Pędziłam przez ciernie starając się z nich uwolnić. Kolce raniły mnie
jeden po drugim. Nie zwracałam na to zbytnio uwagi, byłam bowiem zajęta
polowaniem na wyjątkowo duży okaz jelenia. Roślinożerca ile sił w nogach
biegł przed siebie, by tylko uciec. Uwolniłam się wreszcie z cierni, po
czym, wskoczywszy na grzbiet wielkiego jelenia, pojechałam na nim jak
na koniu. Jego rogi prawie trafiły w mój pysk, ale odsunęłam go w bok.
Wbiłam śnieżnobiałe kły w cel polowania i nie zamierzałam puścić. Ten
wierzgał i skakał. Po chwili miałam już jedzenie. Zawlokłam je z wielkim
trudem pod duże drzewo i zaczęłam jeść. Po posiłku zostawiłam resztę
mięsa i innych takich dla mięsożerców takich jak ja. Podreptałam
radośnie machając ogonem.
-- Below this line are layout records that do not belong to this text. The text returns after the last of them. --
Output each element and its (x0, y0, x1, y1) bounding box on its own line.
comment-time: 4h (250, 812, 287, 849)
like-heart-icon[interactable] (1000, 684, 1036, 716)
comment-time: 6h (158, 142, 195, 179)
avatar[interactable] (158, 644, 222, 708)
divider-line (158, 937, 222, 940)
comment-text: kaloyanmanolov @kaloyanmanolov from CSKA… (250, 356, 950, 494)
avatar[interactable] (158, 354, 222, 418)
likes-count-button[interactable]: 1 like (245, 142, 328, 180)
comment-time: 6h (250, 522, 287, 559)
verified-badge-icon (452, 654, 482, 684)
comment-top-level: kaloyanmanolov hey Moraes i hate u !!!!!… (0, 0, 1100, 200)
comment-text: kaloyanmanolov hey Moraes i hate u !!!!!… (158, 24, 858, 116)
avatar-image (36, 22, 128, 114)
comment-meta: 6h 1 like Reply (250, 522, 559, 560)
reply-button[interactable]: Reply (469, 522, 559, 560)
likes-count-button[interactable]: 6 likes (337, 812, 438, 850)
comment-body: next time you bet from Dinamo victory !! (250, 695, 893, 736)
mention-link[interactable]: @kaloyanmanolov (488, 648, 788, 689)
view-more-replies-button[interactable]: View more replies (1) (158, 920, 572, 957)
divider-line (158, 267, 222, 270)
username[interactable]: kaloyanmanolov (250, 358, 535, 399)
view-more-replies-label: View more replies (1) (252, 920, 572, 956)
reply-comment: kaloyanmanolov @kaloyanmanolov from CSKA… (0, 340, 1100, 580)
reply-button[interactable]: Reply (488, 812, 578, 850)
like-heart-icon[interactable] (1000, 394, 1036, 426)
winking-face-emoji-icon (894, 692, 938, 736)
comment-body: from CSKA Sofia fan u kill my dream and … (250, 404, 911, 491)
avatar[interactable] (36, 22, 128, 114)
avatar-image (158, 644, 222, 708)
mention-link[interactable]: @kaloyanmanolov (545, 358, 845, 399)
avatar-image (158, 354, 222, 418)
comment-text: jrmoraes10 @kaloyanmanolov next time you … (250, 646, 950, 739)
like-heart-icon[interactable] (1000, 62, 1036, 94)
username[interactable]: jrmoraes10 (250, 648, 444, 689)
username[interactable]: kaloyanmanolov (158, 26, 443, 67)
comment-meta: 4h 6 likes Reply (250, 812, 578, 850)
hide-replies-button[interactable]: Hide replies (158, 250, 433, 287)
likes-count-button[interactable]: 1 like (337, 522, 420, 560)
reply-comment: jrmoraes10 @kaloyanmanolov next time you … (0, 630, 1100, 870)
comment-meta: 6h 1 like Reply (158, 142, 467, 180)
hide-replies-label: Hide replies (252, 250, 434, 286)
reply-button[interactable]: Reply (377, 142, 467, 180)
Nie miałam już więcej planu na dzień, więc
postanowiłam się trochę zmęczyć spacerując. Zobaczyłam jak trzy kolorowe
ptaki śpiewają na gałęzi drzewa. Motyle latały wesoło wokół. Był to
piękny i ciepły dzień. Rany po cierniach były małe i tylko trochę
bolały, więc nie zwracałam na to w ogóle uwagi. Ich kolor zlewał się z
moim czerwonym futrem. Doszłam do Jeziora i zaczęłam pływać. Po chwili
wyszłam z wody i otrzepałam się. Zgasiłam pragnienie i wróciłam do
legowiska, albowiem było już ciemno. Położyłam się i niemal od razu
zasnęłam. Z samego ranka, obudziwszy się, wybiegłam na spacer. Było
nieco chłodniej niż poprzedniego dnia, ale nie narzekałam. Upolowałam
młodego zająca w Lesie i zjadłam. Po chwili zobaczyłam jakiegoś wilka.
- Witaj, jestem Tyori. – przedstawiłam się.